Reading List #59

Hello ☀️

After some pretty rainy weeks in July and early August, we’ve got a serious heat wave going on in Switzerland right now, which can make work – or actually pretty much everything that doesn’t involve being in water – quite challenging at times. Especially if you live in an attic apartment, like we do 🥵

Possibly related to the heatwave frying my braincells, I managed to accidentally destroy my local dev setup – again – by updating node & npm. As this didn’t happen for the first time, and I don’t have time to investigate for hours every time I want to update something like node, I started looking for other options to my current setup. I spent a lot of time this weekend tinkering, and think I found a solution that works quite well and is much easier and less error-prone than my old setup. Will blog about it once I’m done.

Apart from all that, last week was also the last week of child care for my daughter, who’s starting Kindergarden this coming week. Crazy how time flies.

Frontend Development

🏄🏼‍♂️ Let the web do normal web things

Great post by Heather Buchel about the normal web things that webapps should support, but these days often get prohibited or made impossible. I’ve seen every single example from her list out in the wild, and it’s always annoying if those normal web things are not working as expected. Couldn’t agree more.

Heather Buchel – Just normal web things.

🌶️ Spicy takes on current Web Development

Chris Ferdinandi – the vanilla JS guy from Go Make Things – shared some of his “Spicy Takes”. I fully agree with every single one of them, except the pronunciation of GIF.

Go Make Things – Spicy Takes


WordPress

🔥 WordPress 6.3

With the recent release of WordPress 6.3, it’s a good time to collect the best articles and more about this release, which was packed with new features and optimizations.
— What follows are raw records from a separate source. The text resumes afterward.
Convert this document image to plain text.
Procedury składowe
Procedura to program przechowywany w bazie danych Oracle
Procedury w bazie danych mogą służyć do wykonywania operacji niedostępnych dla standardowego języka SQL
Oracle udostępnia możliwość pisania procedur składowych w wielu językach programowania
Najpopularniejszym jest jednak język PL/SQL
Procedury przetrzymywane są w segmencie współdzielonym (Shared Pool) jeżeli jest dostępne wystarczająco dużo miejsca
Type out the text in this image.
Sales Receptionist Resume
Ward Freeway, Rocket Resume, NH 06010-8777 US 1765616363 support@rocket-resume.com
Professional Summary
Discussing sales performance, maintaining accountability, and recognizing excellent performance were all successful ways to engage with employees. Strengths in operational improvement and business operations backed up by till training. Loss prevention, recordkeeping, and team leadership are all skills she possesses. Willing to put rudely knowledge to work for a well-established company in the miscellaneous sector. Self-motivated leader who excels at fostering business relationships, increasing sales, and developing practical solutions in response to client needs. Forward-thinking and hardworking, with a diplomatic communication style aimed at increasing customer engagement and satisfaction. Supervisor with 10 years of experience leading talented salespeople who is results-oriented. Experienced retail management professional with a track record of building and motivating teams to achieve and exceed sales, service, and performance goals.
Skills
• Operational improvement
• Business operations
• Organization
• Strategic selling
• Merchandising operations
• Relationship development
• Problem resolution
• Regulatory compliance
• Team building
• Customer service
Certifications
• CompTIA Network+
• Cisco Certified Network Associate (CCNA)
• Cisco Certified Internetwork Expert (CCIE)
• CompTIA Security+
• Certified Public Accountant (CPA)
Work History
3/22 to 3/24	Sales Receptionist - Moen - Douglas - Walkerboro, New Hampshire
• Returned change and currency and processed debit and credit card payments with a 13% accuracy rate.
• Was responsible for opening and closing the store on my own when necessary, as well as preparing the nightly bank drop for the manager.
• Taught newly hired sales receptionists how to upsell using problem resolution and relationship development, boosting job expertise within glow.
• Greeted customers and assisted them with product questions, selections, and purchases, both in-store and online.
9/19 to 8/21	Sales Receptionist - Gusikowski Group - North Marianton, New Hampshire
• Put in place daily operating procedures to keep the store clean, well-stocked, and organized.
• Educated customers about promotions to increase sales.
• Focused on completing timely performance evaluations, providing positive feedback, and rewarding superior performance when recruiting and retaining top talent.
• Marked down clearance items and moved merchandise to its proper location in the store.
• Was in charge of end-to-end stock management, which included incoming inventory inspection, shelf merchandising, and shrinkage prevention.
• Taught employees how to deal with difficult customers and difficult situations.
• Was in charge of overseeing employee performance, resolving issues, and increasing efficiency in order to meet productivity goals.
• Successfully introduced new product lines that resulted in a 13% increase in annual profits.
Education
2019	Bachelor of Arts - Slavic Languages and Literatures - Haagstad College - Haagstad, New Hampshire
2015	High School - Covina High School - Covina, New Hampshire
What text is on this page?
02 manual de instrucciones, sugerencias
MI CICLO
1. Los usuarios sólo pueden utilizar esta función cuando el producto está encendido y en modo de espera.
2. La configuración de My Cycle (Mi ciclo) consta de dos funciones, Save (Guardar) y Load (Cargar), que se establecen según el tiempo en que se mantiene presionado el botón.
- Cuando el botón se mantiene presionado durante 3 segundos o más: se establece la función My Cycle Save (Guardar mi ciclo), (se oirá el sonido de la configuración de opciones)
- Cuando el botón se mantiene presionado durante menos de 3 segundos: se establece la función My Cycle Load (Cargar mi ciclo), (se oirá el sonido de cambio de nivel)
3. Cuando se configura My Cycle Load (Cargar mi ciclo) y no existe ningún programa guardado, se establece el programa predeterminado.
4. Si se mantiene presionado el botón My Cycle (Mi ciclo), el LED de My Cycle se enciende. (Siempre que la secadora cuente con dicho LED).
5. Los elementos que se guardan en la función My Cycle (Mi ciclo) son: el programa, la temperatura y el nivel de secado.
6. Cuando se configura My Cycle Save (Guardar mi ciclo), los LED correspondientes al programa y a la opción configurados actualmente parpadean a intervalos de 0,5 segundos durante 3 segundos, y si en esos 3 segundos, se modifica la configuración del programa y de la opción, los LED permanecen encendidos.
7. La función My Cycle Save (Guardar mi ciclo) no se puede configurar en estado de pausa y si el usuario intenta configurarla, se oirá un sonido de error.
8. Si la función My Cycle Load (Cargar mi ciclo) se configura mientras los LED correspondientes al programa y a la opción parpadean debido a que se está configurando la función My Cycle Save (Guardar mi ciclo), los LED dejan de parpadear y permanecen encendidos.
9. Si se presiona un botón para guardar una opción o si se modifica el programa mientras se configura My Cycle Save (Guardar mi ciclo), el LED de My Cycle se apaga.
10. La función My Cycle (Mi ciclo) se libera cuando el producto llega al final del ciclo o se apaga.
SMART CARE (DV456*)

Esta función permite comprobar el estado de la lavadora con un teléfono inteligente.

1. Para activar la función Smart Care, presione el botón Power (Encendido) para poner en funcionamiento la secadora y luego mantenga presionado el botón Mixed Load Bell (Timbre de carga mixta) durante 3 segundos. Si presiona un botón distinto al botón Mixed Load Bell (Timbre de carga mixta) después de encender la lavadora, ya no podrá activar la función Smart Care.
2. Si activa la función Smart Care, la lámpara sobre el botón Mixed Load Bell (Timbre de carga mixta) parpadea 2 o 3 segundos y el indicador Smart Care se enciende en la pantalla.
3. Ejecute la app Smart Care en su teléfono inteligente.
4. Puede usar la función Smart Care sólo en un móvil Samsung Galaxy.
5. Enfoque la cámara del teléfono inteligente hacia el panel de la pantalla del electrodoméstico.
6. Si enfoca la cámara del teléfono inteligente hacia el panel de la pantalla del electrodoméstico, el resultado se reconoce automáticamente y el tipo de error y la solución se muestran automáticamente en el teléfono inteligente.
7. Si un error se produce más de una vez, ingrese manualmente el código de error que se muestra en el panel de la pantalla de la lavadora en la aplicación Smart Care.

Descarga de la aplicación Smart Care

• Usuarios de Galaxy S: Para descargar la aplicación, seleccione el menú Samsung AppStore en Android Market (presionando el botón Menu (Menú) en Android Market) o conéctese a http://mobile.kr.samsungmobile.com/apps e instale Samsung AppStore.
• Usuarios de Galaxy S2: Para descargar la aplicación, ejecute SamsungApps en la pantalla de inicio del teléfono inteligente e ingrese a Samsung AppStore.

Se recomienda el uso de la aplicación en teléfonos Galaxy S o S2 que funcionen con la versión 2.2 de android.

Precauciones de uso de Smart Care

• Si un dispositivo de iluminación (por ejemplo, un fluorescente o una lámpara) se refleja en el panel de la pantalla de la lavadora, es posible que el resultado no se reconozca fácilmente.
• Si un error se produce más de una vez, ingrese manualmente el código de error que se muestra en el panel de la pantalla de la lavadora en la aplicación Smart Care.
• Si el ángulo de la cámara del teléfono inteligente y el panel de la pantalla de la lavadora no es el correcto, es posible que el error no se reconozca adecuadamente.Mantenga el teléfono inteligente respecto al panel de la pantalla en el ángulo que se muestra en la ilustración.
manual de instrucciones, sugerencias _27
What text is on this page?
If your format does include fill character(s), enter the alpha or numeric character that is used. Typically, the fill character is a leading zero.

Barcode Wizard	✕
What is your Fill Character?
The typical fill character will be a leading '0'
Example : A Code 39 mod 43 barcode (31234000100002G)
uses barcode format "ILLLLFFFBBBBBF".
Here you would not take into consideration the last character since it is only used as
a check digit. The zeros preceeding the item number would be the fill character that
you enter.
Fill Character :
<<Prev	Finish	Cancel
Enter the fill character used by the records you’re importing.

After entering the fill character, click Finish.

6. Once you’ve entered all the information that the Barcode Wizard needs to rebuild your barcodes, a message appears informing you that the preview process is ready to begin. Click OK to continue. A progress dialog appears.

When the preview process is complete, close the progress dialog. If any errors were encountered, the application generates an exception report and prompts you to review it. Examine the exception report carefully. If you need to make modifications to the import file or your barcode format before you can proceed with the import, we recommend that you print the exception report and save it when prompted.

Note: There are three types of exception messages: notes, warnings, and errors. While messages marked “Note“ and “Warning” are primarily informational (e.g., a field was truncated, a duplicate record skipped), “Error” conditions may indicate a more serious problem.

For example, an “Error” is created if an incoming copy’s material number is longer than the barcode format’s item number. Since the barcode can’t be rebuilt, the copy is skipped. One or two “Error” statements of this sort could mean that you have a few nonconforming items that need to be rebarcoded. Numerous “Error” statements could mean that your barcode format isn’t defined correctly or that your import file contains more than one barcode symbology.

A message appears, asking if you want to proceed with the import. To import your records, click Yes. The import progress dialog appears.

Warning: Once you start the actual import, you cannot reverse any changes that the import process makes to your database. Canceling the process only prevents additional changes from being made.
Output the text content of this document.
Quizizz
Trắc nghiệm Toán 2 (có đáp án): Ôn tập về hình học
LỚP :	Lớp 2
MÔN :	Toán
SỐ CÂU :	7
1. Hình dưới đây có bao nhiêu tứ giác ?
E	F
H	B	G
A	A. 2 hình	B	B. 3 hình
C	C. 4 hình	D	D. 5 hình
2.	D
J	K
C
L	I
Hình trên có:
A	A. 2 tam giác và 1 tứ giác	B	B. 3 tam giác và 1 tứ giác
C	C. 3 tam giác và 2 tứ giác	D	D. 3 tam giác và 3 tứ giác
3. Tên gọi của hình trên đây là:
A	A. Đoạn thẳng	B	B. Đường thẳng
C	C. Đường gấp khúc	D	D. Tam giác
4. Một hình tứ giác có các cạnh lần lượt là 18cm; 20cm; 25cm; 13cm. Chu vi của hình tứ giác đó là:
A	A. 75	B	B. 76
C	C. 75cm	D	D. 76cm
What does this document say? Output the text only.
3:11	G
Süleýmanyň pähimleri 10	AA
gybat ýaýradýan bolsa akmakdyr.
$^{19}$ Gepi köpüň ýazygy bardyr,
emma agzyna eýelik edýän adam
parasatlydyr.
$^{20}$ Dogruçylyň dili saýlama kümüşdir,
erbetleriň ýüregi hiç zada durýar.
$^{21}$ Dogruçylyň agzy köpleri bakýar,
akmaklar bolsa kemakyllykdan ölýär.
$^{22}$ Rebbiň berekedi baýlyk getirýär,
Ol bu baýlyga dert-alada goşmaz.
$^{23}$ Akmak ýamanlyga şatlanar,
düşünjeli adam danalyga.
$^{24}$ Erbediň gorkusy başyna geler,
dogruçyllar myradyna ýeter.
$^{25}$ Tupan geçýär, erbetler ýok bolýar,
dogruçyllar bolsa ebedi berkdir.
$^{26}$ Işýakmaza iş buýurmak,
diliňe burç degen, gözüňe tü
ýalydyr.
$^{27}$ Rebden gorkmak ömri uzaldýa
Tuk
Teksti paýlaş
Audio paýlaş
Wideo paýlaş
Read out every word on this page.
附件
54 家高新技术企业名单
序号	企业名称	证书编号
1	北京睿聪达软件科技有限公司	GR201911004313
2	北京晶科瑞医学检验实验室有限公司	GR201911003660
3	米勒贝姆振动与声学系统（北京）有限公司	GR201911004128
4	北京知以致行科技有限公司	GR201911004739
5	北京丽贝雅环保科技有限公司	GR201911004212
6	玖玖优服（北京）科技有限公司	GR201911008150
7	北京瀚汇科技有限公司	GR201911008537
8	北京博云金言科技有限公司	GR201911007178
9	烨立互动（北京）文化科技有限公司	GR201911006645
I’m still reading through many of them as we speak.

WordPress 6.3 performance improvements
Image performance enhancements in WordPress 6.3
Registering scripts with async and defer attributes in WordPress 6.3
New in 6.3: Rollback for failed manual plugin and theme updates

🎨 Admin Redesign Incoming

This one deserves its own mention, as it will impact pretty much what WordPress is. I’m looking forward to the changes, even though I’m still way too unfamiliar with React and still fear the learning curve involved to truly develop for / in it. But at the same time I’m looking forward to the possibilities it brings for our plugin as well as client sites. And if the whole development around Gutenberg and WP core so far is any indication, whether you liked the changes or not – the thought that went into backwards compatibility and making sure nothing breaks constantly is impressive.

Admin Design

🎭 Modify theme.json Data using server-side filters

Nick Diego shows how you can filter the theme.json data using the wp_theme_json_data_... filters.

How to modify theme.json data using server-side filters


Other

🛑 Rescind the invitation to Google

Jeremy Keith reminds us that it is entirely possible to rescind our invitation to Google (and others) to our own corners of the web, if we feel this invitation is being taken advantage of.